Chad Brice, Director of Training, is a full-time licensed psychologist overseeing the postdoctoral fellowship, predoctoral externship, and social work internship programs. Dr. Brice works with children, adolescents, adults, and families. Dr. Brice has extensive training and experience with a range of evidence-based CBT interventions and has worked on clinical trials validating treatments for both internalizing (e.g. anxiety, OCD, and depression) and externalizing disorders (e.g. conduct disorder and substance abuse).
Dr. Brice has worked in a number of clinical settings including outpatient clinics, residential programs, as well as public and private schools. In addition to individual therapy, Dr. Brice has expertise providing couples therapy and parent training including Parent-Child Interaction Therapy (PCIT). Additionally, Dr. Brice is intensively trained in Dialectical Behavioral Therapy (DBT), a comprehensive treatment for individuals with significant emotional difficulties, suicidal and nonsuicidal self-injury, and other interpersonal and behavioral difficulties. He conducts individual therapy and group skills training as part of the adolescent and adult DBT programs at CBC. He also provides trainings and consultation services to local elementary, middle, and high schools implementing DBT programs within their schools.

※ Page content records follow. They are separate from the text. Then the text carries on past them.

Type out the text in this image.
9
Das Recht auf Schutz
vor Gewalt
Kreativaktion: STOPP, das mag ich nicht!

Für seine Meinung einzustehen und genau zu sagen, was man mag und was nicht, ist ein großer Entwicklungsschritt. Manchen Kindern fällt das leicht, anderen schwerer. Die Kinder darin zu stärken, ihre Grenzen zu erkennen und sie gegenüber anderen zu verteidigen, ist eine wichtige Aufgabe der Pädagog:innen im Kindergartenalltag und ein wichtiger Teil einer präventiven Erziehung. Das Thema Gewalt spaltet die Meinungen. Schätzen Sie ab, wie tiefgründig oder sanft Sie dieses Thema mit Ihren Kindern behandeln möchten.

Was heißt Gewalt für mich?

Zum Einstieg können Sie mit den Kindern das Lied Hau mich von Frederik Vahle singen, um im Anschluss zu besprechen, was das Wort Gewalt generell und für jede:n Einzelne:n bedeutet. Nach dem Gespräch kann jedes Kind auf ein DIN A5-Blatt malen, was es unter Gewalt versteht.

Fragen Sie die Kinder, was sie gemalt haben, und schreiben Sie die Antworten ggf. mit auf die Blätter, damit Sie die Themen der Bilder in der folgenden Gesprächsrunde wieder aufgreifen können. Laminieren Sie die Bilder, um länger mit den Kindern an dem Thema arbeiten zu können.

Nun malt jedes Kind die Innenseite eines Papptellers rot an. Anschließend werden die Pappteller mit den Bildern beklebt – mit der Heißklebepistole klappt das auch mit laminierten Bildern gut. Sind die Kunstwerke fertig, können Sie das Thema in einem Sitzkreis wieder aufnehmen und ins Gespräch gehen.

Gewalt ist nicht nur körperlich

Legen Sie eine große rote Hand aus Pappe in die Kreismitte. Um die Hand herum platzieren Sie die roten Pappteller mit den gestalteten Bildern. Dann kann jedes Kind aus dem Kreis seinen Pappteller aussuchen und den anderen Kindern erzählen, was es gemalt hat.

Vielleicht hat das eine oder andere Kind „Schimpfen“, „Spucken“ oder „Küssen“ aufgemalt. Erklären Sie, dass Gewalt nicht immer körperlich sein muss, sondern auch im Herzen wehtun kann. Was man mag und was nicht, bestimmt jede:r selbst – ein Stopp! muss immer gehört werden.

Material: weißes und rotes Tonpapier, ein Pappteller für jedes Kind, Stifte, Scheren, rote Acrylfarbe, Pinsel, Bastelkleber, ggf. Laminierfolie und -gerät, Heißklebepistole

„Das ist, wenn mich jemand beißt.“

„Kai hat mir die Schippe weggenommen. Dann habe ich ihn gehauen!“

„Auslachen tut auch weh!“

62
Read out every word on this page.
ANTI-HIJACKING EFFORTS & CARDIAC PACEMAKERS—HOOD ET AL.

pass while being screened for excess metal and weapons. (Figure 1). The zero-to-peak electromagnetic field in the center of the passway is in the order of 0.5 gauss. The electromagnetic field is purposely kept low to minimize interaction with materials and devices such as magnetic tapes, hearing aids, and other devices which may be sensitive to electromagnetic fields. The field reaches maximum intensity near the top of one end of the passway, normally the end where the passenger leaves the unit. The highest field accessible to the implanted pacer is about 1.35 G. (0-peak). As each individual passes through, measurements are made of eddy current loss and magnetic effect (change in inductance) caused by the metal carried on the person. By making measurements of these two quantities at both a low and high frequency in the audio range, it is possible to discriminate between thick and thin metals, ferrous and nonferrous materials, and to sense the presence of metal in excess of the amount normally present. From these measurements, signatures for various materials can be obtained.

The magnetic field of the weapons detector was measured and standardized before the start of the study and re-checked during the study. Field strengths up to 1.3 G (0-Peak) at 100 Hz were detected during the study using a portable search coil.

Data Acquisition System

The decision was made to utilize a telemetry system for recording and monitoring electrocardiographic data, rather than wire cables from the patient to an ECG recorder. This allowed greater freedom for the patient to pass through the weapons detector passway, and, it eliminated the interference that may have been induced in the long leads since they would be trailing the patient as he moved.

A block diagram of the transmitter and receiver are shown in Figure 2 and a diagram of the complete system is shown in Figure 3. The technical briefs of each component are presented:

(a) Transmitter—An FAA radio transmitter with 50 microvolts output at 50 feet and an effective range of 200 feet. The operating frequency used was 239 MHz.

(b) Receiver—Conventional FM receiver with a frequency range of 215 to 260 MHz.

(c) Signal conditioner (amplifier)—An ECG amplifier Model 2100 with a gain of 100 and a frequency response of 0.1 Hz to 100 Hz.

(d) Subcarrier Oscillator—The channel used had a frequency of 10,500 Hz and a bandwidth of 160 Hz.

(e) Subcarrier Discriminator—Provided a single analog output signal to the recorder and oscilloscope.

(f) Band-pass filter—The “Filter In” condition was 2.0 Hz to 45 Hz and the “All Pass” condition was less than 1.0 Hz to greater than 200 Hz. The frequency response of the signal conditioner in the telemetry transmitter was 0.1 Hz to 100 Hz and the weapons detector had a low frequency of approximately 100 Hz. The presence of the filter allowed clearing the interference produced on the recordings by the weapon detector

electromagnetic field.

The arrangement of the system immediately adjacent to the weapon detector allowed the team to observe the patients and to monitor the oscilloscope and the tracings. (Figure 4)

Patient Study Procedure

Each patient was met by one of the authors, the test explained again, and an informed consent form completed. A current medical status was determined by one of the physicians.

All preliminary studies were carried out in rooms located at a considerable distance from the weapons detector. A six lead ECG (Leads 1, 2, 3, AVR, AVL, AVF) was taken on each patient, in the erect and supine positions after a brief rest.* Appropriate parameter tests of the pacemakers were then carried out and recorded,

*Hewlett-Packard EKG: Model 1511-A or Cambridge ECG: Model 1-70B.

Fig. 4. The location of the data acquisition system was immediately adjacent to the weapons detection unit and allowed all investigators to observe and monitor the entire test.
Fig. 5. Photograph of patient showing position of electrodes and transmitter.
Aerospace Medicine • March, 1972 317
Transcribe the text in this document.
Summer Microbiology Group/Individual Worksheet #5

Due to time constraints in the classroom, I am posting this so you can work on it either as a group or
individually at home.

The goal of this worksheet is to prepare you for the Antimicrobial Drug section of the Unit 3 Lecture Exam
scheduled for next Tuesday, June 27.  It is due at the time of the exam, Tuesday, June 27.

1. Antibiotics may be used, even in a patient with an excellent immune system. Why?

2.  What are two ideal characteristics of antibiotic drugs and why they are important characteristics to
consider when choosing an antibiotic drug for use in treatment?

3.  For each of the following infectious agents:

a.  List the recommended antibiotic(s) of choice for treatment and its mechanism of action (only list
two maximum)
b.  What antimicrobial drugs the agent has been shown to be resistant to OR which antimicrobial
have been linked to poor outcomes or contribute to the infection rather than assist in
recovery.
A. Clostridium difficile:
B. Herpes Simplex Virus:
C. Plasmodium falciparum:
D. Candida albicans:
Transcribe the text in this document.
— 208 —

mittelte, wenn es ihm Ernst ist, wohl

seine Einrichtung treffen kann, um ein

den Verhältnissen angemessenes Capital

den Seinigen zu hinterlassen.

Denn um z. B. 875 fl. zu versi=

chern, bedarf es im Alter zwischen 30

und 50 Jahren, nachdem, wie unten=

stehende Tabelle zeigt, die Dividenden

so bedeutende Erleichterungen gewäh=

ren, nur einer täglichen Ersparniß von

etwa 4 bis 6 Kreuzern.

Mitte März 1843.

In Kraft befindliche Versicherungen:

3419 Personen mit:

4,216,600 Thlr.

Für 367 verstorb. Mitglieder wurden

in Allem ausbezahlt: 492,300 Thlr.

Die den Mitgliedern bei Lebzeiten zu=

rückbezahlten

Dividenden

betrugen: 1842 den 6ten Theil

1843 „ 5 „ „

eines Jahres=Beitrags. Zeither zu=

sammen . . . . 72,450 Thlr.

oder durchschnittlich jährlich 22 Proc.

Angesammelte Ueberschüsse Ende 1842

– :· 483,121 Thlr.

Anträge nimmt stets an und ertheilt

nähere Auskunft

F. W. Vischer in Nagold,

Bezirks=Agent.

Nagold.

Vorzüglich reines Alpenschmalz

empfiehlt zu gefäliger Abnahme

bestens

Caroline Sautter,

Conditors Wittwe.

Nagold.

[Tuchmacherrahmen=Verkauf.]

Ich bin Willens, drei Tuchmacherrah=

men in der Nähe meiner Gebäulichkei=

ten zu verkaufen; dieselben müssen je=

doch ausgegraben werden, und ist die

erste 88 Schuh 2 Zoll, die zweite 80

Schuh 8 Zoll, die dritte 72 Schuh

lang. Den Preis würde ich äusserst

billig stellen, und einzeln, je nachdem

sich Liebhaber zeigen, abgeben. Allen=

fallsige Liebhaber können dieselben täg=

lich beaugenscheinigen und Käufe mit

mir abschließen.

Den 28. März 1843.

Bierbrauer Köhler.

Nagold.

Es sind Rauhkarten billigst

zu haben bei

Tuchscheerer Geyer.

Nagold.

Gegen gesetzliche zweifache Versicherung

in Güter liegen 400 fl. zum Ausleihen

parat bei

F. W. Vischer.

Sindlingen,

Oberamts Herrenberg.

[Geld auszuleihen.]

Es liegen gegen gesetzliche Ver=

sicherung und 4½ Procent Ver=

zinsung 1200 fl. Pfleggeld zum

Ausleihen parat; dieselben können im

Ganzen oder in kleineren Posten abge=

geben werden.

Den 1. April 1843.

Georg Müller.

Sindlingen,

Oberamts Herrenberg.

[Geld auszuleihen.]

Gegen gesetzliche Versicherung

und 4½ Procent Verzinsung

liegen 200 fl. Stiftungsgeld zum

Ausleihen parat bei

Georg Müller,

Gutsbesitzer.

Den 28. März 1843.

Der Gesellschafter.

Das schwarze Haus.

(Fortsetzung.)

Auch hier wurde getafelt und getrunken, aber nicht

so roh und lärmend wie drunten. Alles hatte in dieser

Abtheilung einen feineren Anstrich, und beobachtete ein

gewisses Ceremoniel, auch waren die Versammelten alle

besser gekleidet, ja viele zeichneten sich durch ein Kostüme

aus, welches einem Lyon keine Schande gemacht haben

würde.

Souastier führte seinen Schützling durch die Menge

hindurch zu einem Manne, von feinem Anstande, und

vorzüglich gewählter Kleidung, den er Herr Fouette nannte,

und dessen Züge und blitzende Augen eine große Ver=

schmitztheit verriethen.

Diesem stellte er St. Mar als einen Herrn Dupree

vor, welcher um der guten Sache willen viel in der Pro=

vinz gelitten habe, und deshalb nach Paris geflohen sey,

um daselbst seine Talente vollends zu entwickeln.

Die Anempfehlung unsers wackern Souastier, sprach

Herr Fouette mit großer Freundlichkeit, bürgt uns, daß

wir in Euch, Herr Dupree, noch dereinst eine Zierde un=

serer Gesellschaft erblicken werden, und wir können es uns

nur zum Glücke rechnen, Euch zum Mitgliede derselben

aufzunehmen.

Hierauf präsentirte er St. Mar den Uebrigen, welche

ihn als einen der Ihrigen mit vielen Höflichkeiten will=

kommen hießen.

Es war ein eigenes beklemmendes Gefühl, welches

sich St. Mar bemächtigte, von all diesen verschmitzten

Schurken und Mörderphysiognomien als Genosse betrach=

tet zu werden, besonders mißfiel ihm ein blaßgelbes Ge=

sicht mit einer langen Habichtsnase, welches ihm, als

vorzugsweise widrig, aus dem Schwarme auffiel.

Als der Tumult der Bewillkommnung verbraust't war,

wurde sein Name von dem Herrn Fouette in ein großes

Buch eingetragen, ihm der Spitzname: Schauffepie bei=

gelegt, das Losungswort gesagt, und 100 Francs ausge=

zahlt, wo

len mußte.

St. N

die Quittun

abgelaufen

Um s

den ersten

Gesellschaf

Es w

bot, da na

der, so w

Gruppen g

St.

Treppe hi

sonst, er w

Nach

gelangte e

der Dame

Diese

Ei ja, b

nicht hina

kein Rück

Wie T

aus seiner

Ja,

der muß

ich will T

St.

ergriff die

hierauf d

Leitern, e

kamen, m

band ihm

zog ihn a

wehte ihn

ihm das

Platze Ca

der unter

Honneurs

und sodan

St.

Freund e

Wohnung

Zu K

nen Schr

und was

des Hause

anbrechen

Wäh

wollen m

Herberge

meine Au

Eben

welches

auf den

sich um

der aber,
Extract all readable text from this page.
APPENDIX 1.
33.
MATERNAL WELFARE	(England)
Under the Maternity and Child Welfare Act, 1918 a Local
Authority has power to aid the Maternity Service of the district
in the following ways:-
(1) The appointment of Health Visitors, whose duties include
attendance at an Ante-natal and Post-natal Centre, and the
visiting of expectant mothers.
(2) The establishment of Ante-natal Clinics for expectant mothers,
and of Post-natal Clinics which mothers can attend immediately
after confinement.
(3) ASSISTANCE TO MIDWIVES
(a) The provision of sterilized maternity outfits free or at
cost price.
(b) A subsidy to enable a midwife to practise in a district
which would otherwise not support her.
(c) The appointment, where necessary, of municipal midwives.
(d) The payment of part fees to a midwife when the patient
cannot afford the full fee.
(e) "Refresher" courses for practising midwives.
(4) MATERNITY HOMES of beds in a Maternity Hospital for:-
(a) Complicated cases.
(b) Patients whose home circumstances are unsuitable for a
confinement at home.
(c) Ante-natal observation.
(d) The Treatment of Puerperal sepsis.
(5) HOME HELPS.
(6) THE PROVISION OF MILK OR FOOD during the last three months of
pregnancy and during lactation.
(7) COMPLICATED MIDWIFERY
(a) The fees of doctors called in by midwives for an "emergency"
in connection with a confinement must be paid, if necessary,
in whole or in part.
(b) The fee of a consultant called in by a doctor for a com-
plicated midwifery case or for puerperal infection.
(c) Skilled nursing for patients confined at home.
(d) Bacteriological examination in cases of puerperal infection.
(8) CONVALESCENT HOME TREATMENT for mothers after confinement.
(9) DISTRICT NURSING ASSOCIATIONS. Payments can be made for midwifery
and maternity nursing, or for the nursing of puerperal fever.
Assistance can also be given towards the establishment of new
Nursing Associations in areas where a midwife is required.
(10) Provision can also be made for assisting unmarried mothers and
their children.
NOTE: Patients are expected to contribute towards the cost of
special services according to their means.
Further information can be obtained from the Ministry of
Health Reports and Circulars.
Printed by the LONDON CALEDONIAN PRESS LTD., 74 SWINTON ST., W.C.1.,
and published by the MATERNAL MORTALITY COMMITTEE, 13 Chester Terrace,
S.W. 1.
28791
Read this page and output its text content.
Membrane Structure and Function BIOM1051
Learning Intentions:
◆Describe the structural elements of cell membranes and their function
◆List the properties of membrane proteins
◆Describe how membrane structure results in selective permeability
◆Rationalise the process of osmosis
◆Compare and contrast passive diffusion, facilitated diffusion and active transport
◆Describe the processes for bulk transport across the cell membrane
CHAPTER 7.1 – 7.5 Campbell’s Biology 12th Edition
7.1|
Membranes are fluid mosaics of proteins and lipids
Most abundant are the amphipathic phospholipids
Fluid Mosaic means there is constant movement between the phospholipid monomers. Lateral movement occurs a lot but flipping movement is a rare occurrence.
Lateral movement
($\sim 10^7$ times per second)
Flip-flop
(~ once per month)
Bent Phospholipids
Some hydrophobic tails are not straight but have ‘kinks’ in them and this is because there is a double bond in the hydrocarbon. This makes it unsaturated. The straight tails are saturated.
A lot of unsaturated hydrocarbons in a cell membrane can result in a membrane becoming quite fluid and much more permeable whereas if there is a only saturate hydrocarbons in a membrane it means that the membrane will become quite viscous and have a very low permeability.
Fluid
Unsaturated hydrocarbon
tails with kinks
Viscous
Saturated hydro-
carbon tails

Dr. Brice completed his undergraduate training at the University of North Carolina at Chapel Hill and received his Ph.D. from West Virginia University with a specialization in clinical child and developmental psychology. He completed his predoctoral internship at Casa Pacific – Center for Children and Families. As part of his post-doctoral fellowship at New York University, Dr. Brice participated in a clinical trial funded by the National Institute for Mental Health implementing CBT for social anxiety in public schools.
He is an active member of the American Psychological Association and the Association for Behavioral and Cognitive Therapies. Dr. Brice has served as an adjunct professor at New York University, teaching Cognitive Behavioral Therapy and Developmental Psychopathology to Master’s students. He also served as an adjunct clinical supervisor at the Ferkauf Graduate School of Psychology at Yeshiva University.